Nel catalogo della mostra di palazzo Grifoni c’è una foto che racconta proprio questo lavorio, il pittore è di spalle, sta realizzando la sua opera, siamo nel 1956, la ricostruzione deve ancora ricominciare, davanti a lui c’è una lunga tavola e sullo sfondo il paesaggio. Si tratta di un oggetto importante – e anche un po’ inquietante - nella storia della città. Sono del resto diverse, le opere di Giani che possono turbare l’interlocutore, raccontano una San Miniato molto particolare, una città vista con gli occhi del dramma, spesso con una ambientazione contemporanea del martirio di Cristo o di altri santi (ad esempio nel quadro dedicato a Santo Stefano, dove si riconosce lo stesso pittore), il tutto risolto con tecnica espressionistica. Potevamo scrivere “alla Dilvo Lotti”, se queste opere non mostrassero una loro forza, una loro autonomia e originalità, che le rende appunto di grande interesse in assoluto. Non è certo per caso che, in un’altra mostra su “L’immagine di San Miniato”, realizzata più di recente a Palazzo Grifoni, dallo stesso Macchi, grazie alla Fondazione San Miniato Promozione, i quadri di Giani, fossero in posizione privilegiata, proprio perché imprescindibile testimonianza di un momento storico, ma anche perché di grande interesse artistico.
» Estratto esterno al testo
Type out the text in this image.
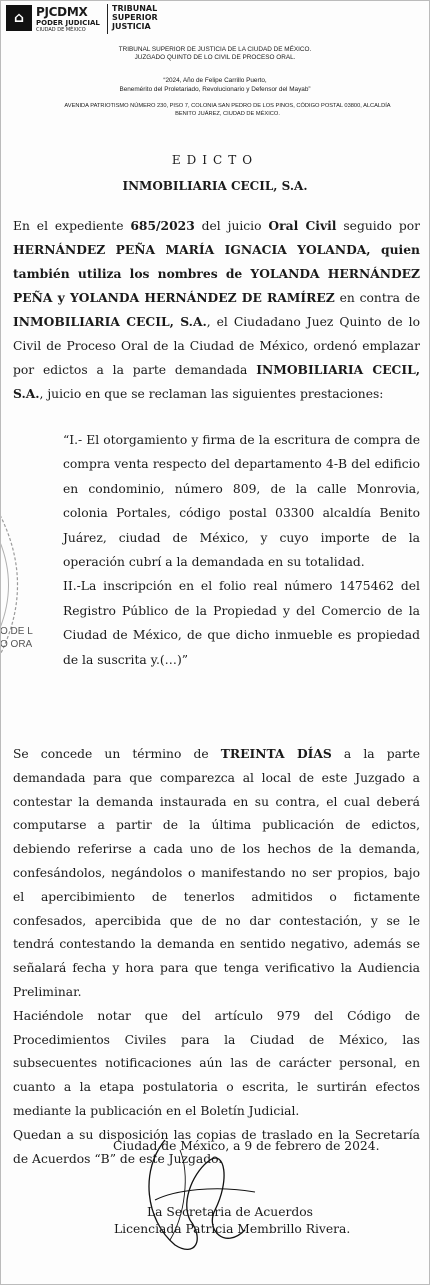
⌂ PJCDMX
PODER JUDICIAL
CIUDAD DE MÉXICO
TRIBUNAL
SUPERIOR
JUSTICIA
TRIBUNAL SUPERIOR DE JUSTICIA DE LA CIUDAD DE MÉXICO.
JUZGADO QUINTO DE LO CIVIL DE PROCESO ORAL.
“2024, Año de Felipe Carrillo Puerto,
Benemérito del Proletariado, Revolucionario y Defensor del Mayab”
AVENIDA PATRIOTISMO NÚMERO 230, PISO 7, COLONIA SAN PEDRO DE LOS PINOS, CÓDIGO POSTAL 03800, ALCALDÍA
BENITO JUÁREZ, CIUDAD DE MÉXICO.
EDICTO
INMOBILIARIA CECIL, S.A.

En el expediente 685/2023 del juicio Oral Civil seguido por HERNÁNDEZ PEÑA MARÍA IGNACIA YOLANDA, quien también utiliza los nombres de YOLANDA HERNÁNDEZ PEÑA y YOLANDA HERNÁNDEZ DE RAMÍREZ en contra de INMOBILIARIA CECIL, S.A., el Ciudadano Juez Quinto de lo Civil de Proceso Oral de la Ciudad de México, ordenó emplazar por edictos a la parte demandada INMOBILIARIA CECIL, S.A., juicio en que se reclaman las siguientes prestaciones:

“I.- El otorgamiento y firma de la escritura de compra de compra venta respecto del departamento 4-B del edificio en condominio, número 809, de la calle Monrovia, colonia Portales, código postal 03300 alcaldía Benito Juárez, ciudad de México, y cuyo importe de la operación cubrí a la demandada en su totalidad.

II.-La inscripción en el folio real número 1475462 del Registro Público de la Propiedad y del Comercio de la Ciudad de México, de que dicho inmueble es propiedad de la suscrita y.(…)”

Se concede un término de TREINTA DÍAS a la parte demandada para que comparezca al local de este Juzgado a contestar la demanda instaurada en su contra, el cual deberá computarse a partir de la última publicación de edictos, debiendo referirse a cada uno de los hechos de la demanda, confesándolos, negándolos o manifestando no ser propios, bajo el apercibimiento de tenerlos admitidos o fictamente confesados, apercibida que de no dar contestación, y se le tendrá contestando la demanda en sentido negativo, además se señalará fecha y hora para que tenga verificativo la Audiencia Preliminar.

Haciéndole notar que del artículo 979 del Código de Procedimientos Civiles para la Ciudad de México, las subsecuentes notificaciones aún las de carácter personal, en cuanto a la etapa postulatoria o escrita, le surtirán efectos mediante la publicación en el Boletín Judicial.

Quedan a su disposición las copias de traslado en la Secretaría de Acuerdos “B” de este Juzgado.

O DE L
O ORA
Ciudad de México, a 9 de febrero de 2024.
La Secretaria de Acuerdos
Licenciada Patricia Membrillo Rivera.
C’è poi un’ultima parte nella carriera di pittore, quando, almeno a partire dalla fine degli anni 60, Giani si è lasciato vincere dal colore, arrivando all’astrattismo, ad un cromatismo che era vicino alle sue prime opere, ma con soggetti che adesso esaltavano il colore e non la forma. Noi abbiamo visto soprattutto paesaggi alcuni assolutamente informali, anche se ce n’è uno che richiama di nuovo l’immagine di San Miniato (1995). Siamo assai più in là nel tempo, sembra una specie di ritorno a casa. Anche quest’opera era esposta nella monografica su Giani del 2017, il quadro è ottenuto grazie a riquadri di colore, tra i quali spesso fanno la loro comparsa le facciate di piccole abitazioni, ma si intuisce il cielo e su quel cielo una Rocca, finalmente ricostruita, riaperta al pubblico che da lassù, nei giorni di sereno, vede gran parte della Toscana.

Alla fine della loro presentazione, Angela Zizzi e Carlo Giani scrivono a proposito dell’esposizione da loro ordinata, che la mostra non è organizzata solo per far vedere “l’arte di Enzo Giani o i suoi scorci di San Miniato che comunque rappresentano un’utile documentazione storica di questo territorio, bensì per tentare di dare una visione a tutto tondo di un uomo che nella sua riservatezza ha rappresentato un modello di forza, di integrità e rettitudine (…), non per decantarne le glorie… ma per mostrare il percorso che ha compiuto, un percorso fatto di continua ricerca, studio, impegno e sacrificio. Il percorso della sua vita”.